Congrats MarkyP fantastic machine, welcome to the club.


----------



## forzajuve (Feb 2, 2011)

This is becoming an L1 club on here, you guys need your members club ties


----------



## MarkyP (Jan 10, 2013)

I can't believe it's been a week already but as the saying goes - time flies when you're having fun!

Things are getting better and better, I am starting to get consistently good results now that I've got my head around it all.

I've upped the dose to 16g in the standard double basket, don't tamp at all, I'm just using the weight of the tamper with a little nutation and then a polish and 27 seconds later have great results!
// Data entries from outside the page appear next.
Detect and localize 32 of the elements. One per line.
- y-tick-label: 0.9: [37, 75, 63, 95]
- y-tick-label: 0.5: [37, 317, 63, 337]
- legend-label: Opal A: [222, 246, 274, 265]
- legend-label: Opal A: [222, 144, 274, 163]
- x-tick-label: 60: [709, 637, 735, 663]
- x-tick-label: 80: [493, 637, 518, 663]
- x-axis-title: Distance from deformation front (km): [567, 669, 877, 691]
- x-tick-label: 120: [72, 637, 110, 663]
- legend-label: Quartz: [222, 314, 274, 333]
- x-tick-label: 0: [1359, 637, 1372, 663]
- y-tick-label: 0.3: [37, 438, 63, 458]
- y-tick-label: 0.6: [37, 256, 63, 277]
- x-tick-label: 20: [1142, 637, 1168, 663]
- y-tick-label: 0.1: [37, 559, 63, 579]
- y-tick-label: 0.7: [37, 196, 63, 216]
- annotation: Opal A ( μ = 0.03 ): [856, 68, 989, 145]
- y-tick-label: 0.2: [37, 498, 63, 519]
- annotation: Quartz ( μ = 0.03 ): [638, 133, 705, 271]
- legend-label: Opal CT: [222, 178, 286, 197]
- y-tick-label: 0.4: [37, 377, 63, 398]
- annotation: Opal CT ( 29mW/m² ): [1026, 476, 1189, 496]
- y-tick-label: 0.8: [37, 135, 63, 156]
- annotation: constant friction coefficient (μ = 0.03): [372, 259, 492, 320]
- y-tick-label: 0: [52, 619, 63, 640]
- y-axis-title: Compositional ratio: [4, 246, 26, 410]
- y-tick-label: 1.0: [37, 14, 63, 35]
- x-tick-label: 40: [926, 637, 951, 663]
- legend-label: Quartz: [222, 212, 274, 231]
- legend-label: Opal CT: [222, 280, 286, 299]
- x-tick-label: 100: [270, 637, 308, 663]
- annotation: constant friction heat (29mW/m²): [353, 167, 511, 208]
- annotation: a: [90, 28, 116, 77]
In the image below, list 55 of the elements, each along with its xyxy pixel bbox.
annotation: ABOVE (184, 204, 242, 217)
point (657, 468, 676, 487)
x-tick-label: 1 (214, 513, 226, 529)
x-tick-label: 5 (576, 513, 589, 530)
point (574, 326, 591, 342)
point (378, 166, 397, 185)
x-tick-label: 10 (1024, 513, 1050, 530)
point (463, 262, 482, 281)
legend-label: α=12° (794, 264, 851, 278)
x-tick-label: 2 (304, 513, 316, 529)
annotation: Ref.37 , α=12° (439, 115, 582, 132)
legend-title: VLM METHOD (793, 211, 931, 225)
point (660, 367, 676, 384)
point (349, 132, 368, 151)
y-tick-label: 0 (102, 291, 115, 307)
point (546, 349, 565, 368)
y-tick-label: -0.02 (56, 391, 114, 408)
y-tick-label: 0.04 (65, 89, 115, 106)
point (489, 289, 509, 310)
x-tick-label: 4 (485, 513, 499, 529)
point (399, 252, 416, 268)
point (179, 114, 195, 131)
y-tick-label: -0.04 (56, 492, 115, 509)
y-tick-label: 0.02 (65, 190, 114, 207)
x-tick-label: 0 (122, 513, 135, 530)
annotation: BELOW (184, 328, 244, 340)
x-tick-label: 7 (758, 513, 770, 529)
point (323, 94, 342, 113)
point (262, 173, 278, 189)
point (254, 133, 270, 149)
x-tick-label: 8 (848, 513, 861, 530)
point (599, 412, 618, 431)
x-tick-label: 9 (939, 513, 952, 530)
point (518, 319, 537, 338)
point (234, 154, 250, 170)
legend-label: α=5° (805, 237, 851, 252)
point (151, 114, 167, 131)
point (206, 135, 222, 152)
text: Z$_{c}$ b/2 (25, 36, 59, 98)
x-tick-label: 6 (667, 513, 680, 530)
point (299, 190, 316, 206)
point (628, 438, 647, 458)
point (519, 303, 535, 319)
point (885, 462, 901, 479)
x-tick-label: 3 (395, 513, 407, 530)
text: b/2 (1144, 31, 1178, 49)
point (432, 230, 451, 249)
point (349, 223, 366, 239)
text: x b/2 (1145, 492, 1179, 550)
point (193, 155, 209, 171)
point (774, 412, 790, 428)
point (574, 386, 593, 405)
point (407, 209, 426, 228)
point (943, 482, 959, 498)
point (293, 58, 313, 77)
I'm still getting a little water left on the puck, so will need to loosen the grind a tad... I'm 4 whole settings from the burrs touching at the moment ! All those issues I thought I had with my grinder are forgotten!!!

I'm loving this.


----------



## coffeechap (Apr 5, 2012)

forzajuve said:


> This is becoming an L1 club on here, you guys need your members club ties


I am on this l1 owners club merchandise,!!!


----------



## Mrboots2u (May 10, 2013)

coffeechap said:


> I am on this l1 owners club merchandise,!!!


Tie? Baseball cap? Pens?


----------



## MarkyP (Jan 10, 2013)

Bumper sticker?


----------



## drude (Apr 22, 2013)

It's a DHL woman round here, but two big boxes came today.


----------



## The Systemic Kid (Nov 23, 2012)

Wonder what that could be?


----------



## MarkyP (Jan 10, 2013)

I'm all for equality...


----------